Phill, when it's 7 degrees outside at my house, it's still grillin' time.  I have a 6 foot bank of snow on the west side of hte barbecue space in my front yard (with 3 feet of snow circling all around the grill space that I keep clear of snow).  The bank shelters me from the prevailing west-wind and any blowing snow that might be cuising sideways through the air.  I've been known to barbecue a turkey in such weather. 

The only weather that will stop my Webber is a downpour.  I'm not going to try and grill when the weather is putting out the fire. 

And, I agree whole-heartedly with your cooking style.

Seeeeeya; Goodweed of the North


----------



## Phil (Mar 7, 2006)

*Cold is one thing....*

...and wet is a whole nuther can o' worms. You folks from the north are much more used to it than us Suth-ners are. We do have bitter cold, but it lasts only a day or two. Y'all have my respect.


----------



## Chief Longwind Of The North (Mar 7, 2006)

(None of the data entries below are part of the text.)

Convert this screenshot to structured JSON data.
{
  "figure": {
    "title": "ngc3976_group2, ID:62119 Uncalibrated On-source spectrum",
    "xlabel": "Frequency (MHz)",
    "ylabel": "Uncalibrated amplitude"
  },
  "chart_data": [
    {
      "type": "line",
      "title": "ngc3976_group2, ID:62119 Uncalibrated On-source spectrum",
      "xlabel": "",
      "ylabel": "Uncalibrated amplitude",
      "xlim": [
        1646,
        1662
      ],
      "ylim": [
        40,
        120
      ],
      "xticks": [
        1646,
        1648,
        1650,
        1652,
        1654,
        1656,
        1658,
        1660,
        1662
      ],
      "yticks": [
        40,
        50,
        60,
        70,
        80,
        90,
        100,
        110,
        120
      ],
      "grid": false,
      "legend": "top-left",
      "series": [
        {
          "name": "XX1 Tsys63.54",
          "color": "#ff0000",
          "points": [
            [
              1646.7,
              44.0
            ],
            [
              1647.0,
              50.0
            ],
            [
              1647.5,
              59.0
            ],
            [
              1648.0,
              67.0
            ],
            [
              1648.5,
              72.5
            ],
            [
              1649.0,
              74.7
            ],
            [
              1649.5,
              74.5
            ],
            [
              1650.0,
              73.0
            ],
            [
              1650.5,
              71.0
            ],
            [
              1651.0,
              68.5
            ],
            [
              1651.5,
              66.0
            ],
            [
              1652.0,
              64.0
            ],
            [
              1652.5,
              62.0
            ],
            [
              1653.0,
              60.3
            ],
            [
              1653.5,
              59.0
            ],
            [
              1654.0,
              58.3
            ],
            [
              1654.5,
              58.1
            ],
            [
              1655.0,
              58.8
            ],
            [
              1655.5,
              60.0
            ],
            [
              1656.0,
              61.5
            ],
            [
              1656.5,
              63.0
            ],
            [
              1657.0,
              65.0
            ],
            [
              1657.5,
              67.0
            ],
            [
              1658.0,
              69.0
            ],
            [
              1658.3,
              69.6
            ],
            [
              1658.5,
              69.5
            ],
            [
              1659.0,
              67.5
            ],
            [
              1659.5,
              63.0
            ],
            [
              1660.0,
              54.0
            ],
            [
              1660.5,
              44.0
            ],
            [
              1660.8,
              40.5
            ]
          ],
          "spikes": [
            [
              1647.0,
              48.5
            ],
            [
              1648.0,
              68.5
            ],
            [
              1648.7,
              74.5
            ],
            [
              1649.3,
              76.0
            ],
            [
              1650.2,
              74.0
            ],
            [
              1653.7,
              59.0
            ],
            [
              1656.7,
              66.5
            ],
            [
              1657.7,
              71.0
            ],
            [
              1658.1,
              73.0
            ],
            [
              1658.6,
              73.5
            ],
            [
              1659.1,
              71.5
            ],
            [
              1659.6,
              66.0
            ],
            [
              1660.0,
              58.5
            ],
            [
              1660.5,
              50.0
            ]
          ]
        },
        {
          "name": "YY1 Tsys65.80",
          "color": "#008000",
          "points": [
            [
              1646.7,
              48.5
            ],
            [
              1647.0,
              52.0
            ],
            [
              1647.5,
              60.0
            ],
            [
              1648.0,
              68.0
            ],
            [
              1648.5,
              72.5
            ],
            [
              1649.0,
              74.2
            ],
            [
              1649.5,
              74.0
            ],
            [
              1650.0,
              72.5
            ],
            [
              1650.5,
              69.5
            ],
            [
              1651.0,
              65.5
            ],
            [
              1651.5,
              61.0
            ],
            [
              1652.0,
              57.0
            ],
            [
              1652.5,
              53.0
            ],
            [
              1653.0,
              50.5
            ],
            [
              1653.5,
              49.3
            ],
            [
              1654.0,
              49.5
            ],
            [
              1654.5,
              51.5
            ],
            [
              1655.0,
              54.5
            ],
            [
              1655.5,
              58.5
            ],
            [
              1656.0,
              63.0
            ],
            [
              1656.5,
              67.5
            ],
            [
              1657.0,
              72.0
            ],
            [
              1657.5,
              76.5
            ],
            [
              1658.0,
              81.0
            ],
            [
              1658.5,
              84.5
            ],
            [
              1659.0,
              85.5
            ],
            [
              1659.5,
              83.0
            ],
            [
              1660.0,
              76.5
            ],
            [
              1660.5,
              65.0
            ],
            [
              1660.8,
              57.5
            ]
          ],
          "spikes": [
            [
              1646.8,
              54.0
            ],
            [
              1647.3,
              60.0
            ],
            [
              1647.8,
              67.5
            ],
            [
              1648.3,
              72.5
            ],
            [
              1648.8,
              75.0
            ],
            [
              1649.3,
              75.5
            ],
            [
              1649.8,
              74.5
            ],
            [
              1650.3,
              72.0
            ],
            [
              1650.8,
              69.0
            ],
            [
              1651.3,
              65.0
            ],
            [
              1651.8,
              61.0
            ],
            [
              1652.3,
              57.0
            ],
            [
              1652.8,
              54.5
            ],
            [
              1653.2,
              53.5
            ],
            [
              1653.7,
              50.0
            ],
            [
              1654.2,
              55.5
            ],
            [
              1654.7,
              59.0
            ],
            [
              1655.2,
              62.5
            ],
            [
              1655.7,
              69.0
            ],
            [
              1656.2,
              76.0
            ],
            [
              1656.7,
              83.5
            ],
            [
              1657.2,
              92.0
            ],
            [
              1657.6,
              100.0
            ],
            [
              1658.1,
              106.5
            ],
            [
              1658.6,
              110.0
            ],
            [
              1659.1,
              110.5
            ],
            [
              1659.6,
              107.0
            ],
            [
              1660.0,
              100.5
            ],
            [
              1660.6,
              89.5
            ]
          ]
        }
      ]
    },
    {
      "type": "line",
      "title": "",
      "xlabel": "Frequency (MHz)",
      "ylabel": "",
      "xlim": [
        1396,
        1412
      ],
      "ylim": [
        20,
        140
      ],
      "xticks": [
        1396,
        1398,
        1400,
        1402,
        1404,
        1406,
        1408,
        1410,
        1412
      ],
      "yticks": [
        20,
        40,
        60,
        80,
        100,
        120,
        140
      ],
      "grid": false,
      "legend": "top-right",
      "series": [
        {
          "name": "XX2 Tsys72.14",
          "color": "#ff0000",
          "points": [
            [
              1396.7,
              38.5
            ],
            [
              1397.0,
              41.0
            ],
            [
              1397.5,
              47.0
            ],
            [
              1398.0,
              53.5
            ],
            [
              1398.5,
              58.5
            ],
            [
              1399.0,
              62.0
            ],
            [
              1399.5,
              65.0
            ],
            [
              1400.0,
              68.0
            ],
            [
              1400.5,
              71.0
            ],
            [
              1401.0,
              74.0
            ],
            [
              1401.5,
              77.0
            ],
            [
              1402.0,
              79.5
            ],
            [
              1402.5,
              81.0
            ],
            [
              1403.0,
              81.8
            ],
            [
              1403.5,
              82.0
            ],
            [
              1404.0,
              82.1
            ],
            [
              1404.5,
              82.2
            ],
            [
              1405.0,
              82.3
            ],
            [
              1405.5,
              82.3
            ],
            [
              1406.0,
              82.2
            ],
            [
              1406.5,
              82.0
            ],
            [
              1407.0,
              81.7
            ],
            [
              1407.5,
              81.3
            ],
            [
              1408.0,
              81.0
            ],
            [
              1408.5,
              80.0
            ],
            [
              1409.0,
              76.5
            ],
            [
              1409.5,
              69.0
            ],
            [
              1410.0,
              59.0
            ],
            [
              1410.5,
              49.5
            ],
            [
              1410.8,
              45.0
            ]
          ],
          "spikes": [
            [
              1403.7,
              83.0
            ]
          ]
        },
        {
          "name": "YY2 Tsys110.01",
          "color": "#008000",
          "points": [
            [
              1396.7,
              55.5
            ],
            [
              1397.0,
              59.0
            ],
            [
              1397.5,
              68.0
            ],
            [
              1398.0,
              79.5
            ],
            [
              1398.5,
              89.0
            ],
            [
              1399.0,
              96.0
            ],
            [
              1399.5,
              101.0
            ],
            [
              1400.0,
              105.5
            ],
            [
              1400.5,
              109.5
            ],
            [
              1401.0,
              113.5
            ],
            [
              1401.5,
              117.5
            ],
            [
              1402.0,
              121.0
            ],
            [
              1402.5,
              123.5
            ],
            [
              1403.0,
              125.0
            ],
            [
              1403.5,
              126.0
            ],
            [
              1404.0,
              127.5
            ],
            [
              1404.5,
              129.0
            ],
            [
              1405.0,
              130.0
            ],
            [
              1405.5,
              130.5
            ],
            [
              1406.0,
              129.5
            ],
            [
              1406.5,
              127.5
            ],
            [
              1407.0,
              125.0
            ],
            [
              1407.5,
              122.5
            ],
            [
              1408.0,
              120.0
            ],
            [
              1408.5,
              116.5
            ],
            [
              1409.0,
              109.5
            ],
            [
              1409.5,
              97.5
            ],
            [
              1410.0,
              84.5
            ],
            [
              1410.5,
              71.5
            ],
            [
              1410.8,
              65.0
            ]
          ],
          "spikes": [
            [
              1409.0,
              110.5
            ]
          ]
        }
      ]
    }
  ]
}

Phill, I know whatcha mean.  We all get used to the environment we grow up in.  I lived in the San Diego area for ten years and never got comfortable with the heat.  I spent a week in Barstow and llived in the swimming pool.  I spent a year in the Memphis area and suffered with both the heat and humidity.  While there, we had a minor ice-storm that put a thin layer of ice on the roads.  The whole town was closed down along with the streets.  I drive through 3 foot drifts up here, and ice, well that's just another part of the road for 4 or 5 months out of the year.  And I chuckle when I hear of bitter-cold temps of 40 degrees.  To me, bitter cold is when it's so cold that my face hurts, instantly, and that doesn't happen  until I encounter a brisk wind at temps under 5 degrees F.  I and my kids have been known to camp out in tents and sleeping bags in sub-zero weather.  I just couldn't camp in 110 degree weather.  After about 90, I start melting.  At 15 degrees, I'm thinking that I won't have to sweat that day if I'm doing good, physical work outside.

My DW on the other hand, well, she's a Southern California girl.  She doesn't like anything under 70. 

Seeeeeya; Goodweed of the North


----------